Saturday, 31 January 2004

Bracketed

I know it's been several days since I posted anything coherent in here. I apologise and will try to catch up.

Last weekend I was more or less eating normally again. I was avoiding anything hard or that would require too much effort to eat, but I was determined to try and regain normality in my life.

Unfortunately it seems that I over-stepped the mark with the ice cream, when I bit on what must have been a piece of still-frozen cookie dough and realized that I had done something very very wrong to my jaw. So back once again me and San went to accident and emergency, where we spent most of the night. And they eventually told me what I thought I already knew -- the fracture in my jaw that was once non-displaced was now thoroughly displaced.
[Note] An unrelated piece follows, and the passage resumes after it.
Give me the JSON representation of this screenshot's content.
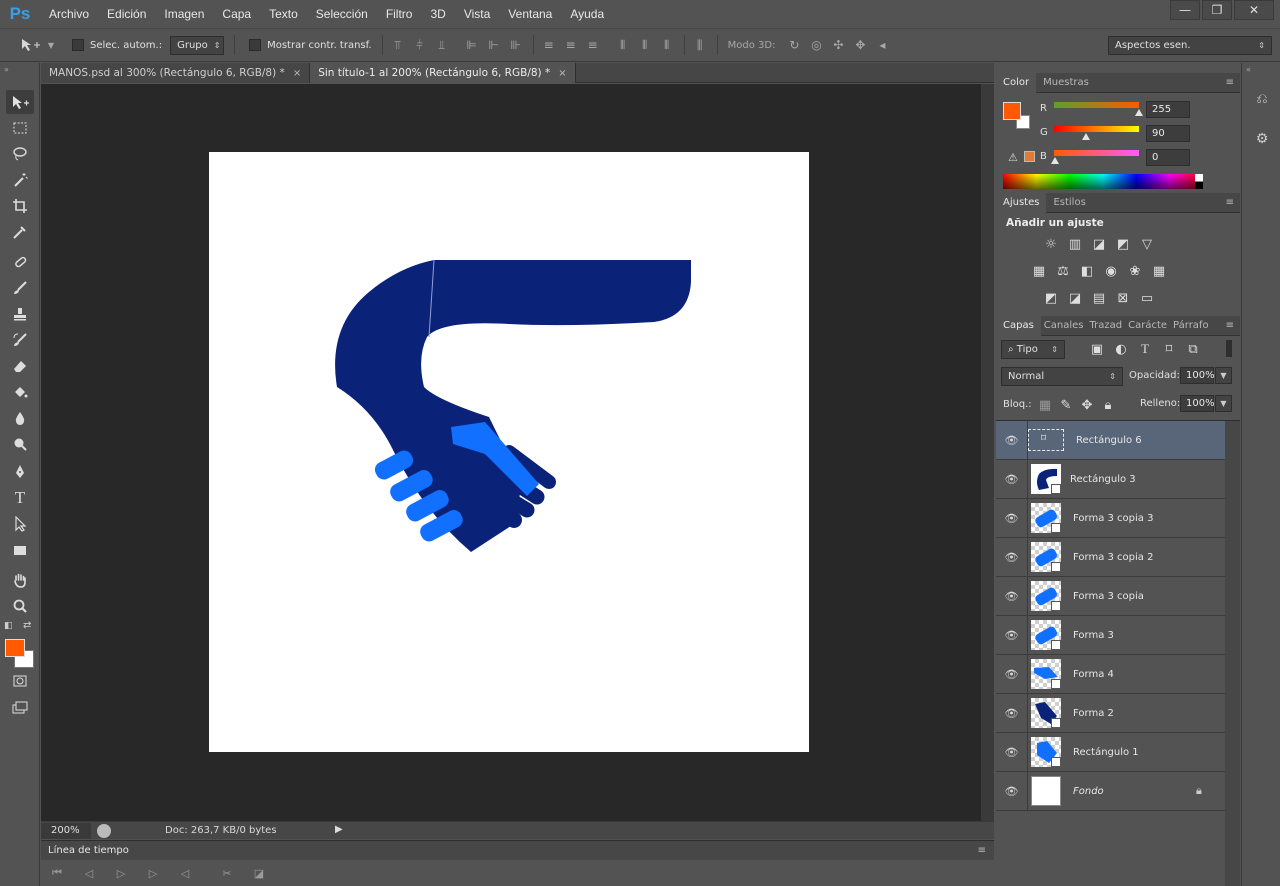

And at 3 am they said "come back at 9 tomorrow morning".

The next morning my jaw was still too painful to open or close, and it hurt to so much as swallow. I must have looked like a retarded person, with my mouth hanging open and a glazed look in my eyes.
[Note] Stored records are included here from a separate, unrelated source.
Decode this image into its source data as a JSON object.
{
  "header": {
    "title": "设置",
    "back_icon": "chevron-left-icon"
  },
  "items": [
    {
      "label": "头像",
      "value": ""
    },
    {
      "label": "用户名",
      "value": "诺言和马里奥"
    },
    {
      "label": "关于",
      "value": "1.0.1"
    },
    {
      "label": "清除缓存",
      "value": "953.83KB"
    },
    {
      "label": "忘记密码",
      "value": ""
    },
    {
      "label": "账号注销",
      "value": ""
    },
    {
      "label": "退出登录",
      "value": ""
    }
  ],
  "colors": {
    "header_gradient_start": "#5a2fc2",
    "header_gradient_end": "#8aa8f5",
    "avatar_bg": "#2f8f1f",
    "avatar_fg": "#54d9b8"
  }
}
The hospital had lost my x-rays from the night before (thank you, NHS) so they had to do a bunch more and again told me what I knew -- that the fracture was displaced. And that it was going to require surgery -- either the wiring shut of my jaw, or cutting my face open and putting metal plates in it. They told me to come back on Friday.

So I did, though by now it wasn't hurting any worse than it was this time last week -- my bite was just looking kind of crooked. This time they decided that maybe surgery wouldn't be necessary, and have instead put brackets onto my teeth with elastic bands effectively holding my jaw closed. As uncomfrotable as it is, this has got to beat surgery.
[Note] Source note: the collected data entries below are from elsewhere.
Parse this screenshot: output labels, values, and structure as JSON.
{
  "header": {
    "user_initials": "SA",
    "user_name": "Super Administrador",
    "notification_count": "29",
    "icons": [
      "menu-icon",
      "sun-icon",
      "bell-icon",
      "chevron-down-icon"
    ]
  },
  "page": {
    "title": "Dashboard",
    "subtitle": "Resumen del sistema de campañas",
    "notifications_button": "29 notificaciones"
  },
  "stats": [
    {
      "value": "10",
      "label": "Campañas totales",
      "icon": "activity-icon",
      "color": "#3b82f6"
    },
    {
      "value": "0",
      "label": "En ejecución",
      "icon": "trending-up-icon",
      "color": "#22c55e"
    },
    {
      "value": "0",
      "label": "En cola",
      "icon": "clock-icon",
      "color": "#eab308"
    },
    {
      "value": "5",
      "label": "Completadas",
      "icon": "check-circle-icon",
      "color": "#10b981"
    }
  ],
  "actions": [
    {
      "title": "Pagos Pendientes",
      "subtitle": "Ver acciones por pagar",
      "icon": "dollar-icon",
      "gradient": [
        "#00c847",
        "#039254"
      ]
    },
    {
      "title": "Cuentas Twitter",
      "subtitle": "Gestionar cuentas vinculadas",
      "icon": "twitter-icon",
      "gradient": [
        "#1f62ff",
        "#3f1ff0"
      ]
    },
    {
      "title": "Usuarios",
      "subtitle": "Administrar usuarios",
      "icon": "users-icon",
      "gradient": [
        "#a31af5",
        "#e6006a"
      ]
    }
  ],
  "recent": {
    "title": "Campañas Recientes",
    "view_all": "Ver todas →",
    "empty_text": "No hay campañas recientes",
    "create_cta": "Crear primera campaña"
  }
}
In other news, I told my Dad that I slipped on some ice earlier in the week and fractured my jaw. He did ask how I managed to land on my face, but seemed to buy it. I suspect however that since then he has spoken to my older brother and told him my story and my brother has said he doesn't believe it -- and given my Dad his opinion that I must have been punched in the face.

I guess that Steve has been in more than his share of fights -- and I would expect that he started more than half of them. This is ignoring his competition-level Muay Thai Kickboxing of a few years back. So he'd know how a jaw gets fractured -- just like he could tell by looking at my arms that the scars are not burns, but instead from knives. I doubt even he would suspect them to be self-inflicted, though.

Just the same, I have insisted to my Dad that I really did just slip on some ice -- and I don't regret it either, my parents are worried enough that I'm apparently this clumsy. They don't need to know the rest of it.